Predictably, The Chap picked the spicy pork & fennel meatballs (£8) to start. He hasn't stopped banging on about the ones that we had previously, and although these ones no longer have the nduja depth of flavour in the sauce, they were still stellar. It kept him quiet for a bit at least.

I had clams, Dunkerton’s cider & samphire (£9.50), which came with a healthy helping of toasted baguette. The clams were sweet with the samphire boosting that sea saltiness, and the sauce had a decent apple tang, freshened up with a scattering of dill. Get yourself a crisp glass of white wine with this one and you'll be winning.


Having tried some of the lamb chops at the over counter launch party, The Chap only had eyes for those, with lentils, rainbow chard & salsa rossa (£19.50). Two meaty chops sat atop simply cooked lentils and veg, and were kicked into gear with with that super salsa. The peppers and tomatoes offer a much sweeter flavour than it's green counterpart, and it marries so well to lamb. Once again, I barely heard a peep as he gnawed every morsel off those bones.


There was no hesitation for me either; I had to order the Hereford beef short rib, borlotti beans, girolles & salsa verde (£17). One huge wedge of beef is a carnivores dream. Beefy, juicy, rich and unctuous; it towered high above everything else, and the bone satisfyingly slipped out with ease. Comfort food at its best, and truly a dish which signifies Autumn is well under way. A steal at that price too, I'd say.


Almost at bursting point, we felt we should at least try to squeeze in dessert. We were told the favourite on the menu was the sticky toffee ice cream sandwich, and having seen it on Katie Charlotte Blogs' and Honeybourne Line's reviews, I'm certain it would have pushed me over the edge! Instead, I got suckered in by the chocolate & peanut butter tart with vanilla ice cream (£6)... PB 4 life. It wasn't as rich as it sounds, with just a thin laver of peanut butter on the bitter chocolate tart base. The chocolate filling was light, but perhaps a little fridge-cold as my fork didn't glide through like ganache, it almost crumbled. Still, it melted in the mouth ticking all the right boxes, so no complaints from me.
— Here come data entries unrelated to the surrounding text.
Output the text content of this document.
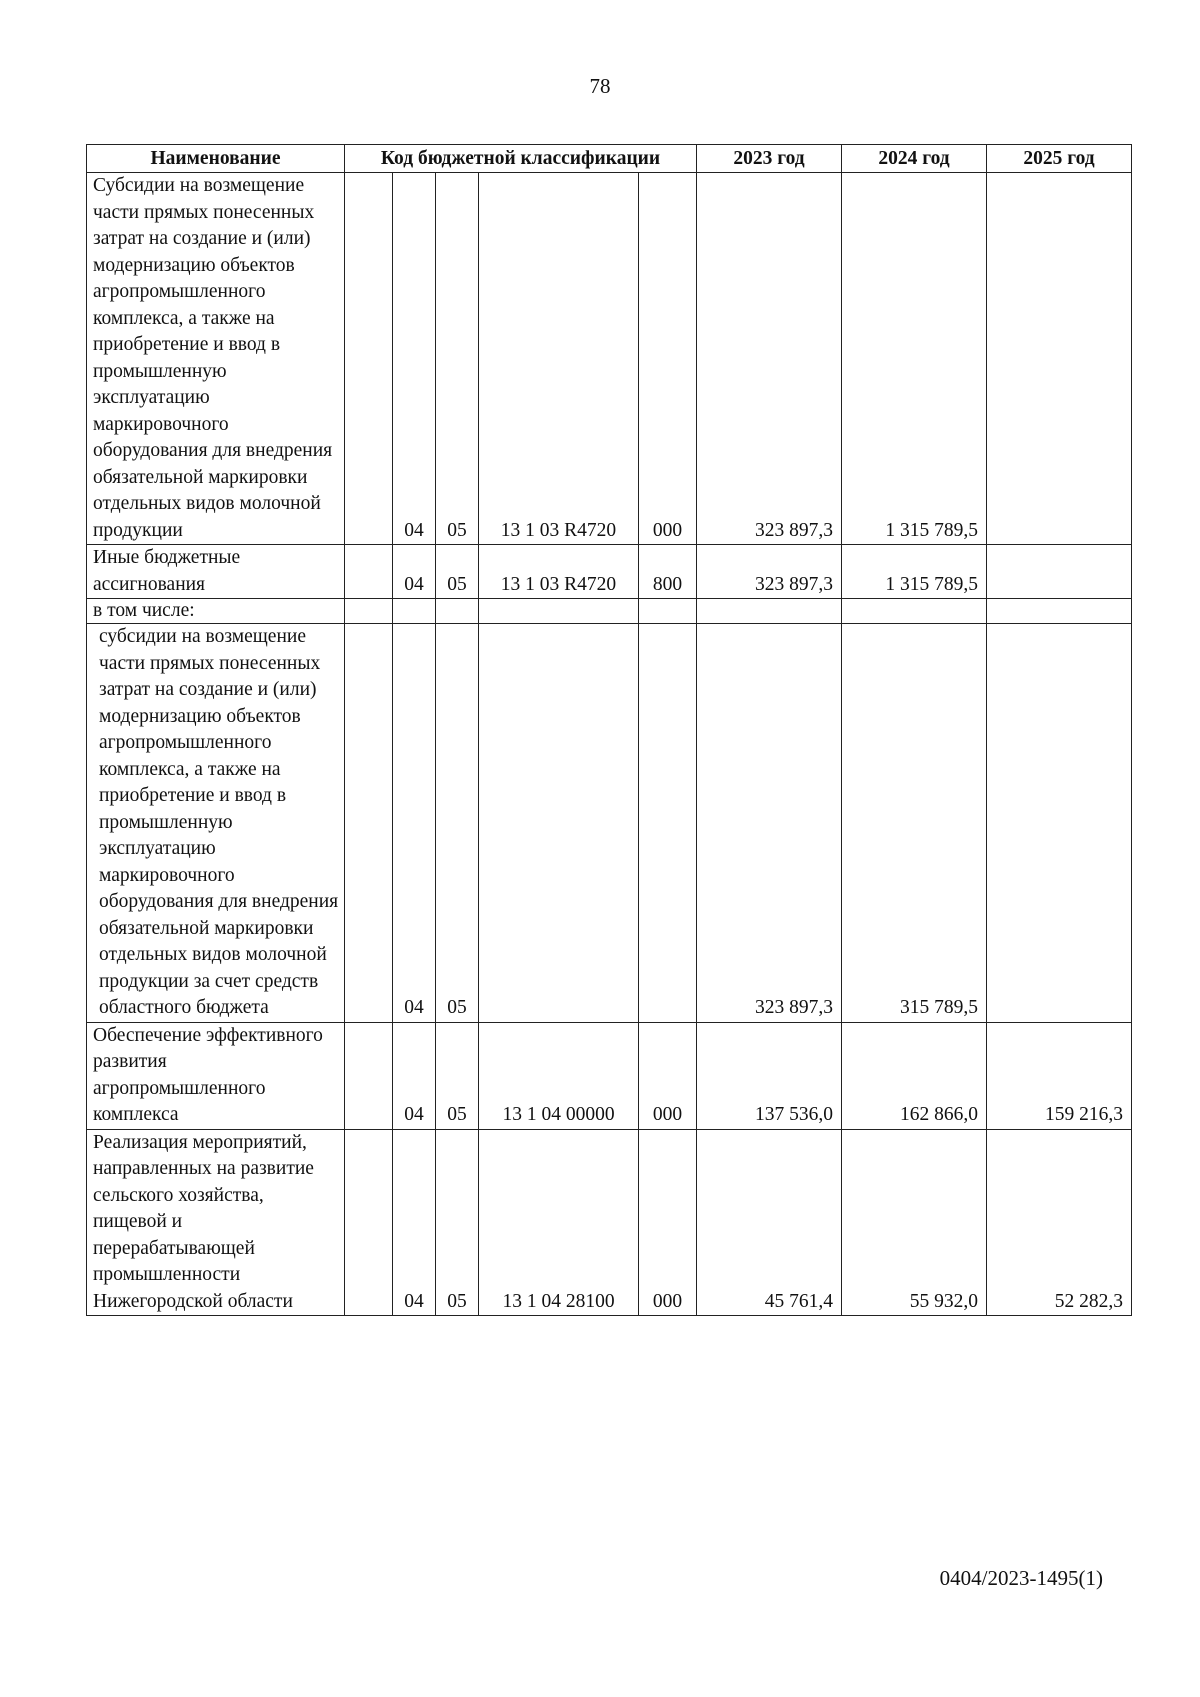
78
Наименование	Код бюджетной классификации					2023 год	2024 год	2025 год
Субсидии на возмещение части прямых понесенных затрат на создание и (или) модернизацию объектов агропромышленного комплекса, а также на приобретение и ввод в промышленную эксплуатацию маркировочного оборудования для внедрения обязательной маркировки отдельных видов молочной продукции		04	05	13 1 03 R4720	000	323 897,3	1 315 789,5	
Иные бюджетные ассигнования		04	05	13 1 03 R4720	800	323 897,3	1 315 789,5	
в том числе:								
субсидии на возмещение части прямых понесенных затрат на создание и (или) модернизацию объектов агропромышленного комплекса, а также на приобретение и ввод в промышленную эксплуатацию маркировочного оборудования для внедрения обязательной маркировки отдельных видов молочной продукции за счет средств областного бюджета		04	05			323 897,3	315 789,5	
Обеспечение эффективного развития агропромышленного комплекса		04	05	13 1 04 00000	000	137 536,0	162 866,0	159 216,3
Реализация мероприятий, направленных на развитие сельского хозяйства, пищевой и перерабатывающей промышленности Нижегородской области		04	05	13 1 04 28100	000	45 761,4	55 932,0	52 282,3
0404/2023-1495(1)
The Chap went for the most OTT option, The Queen of all banana splits (£6). Banana (obvs), chocolate, vanilla and strawberry ice cream, whipped cream, drizzly sauce, nuts, cherries, THE WORKS. Could've definitely shared between two, but we didn't, so with that we practically had to roll ourselves out of the door.


Like a cat that's gone astray, I've been pining over its absence, desperately willing for The Tavern to return to its original state. Now that it has, I couldn't be happier! With its varied menu, it's back to being that place you could go with anyone, for whatever occasion, at any time of day. See you there!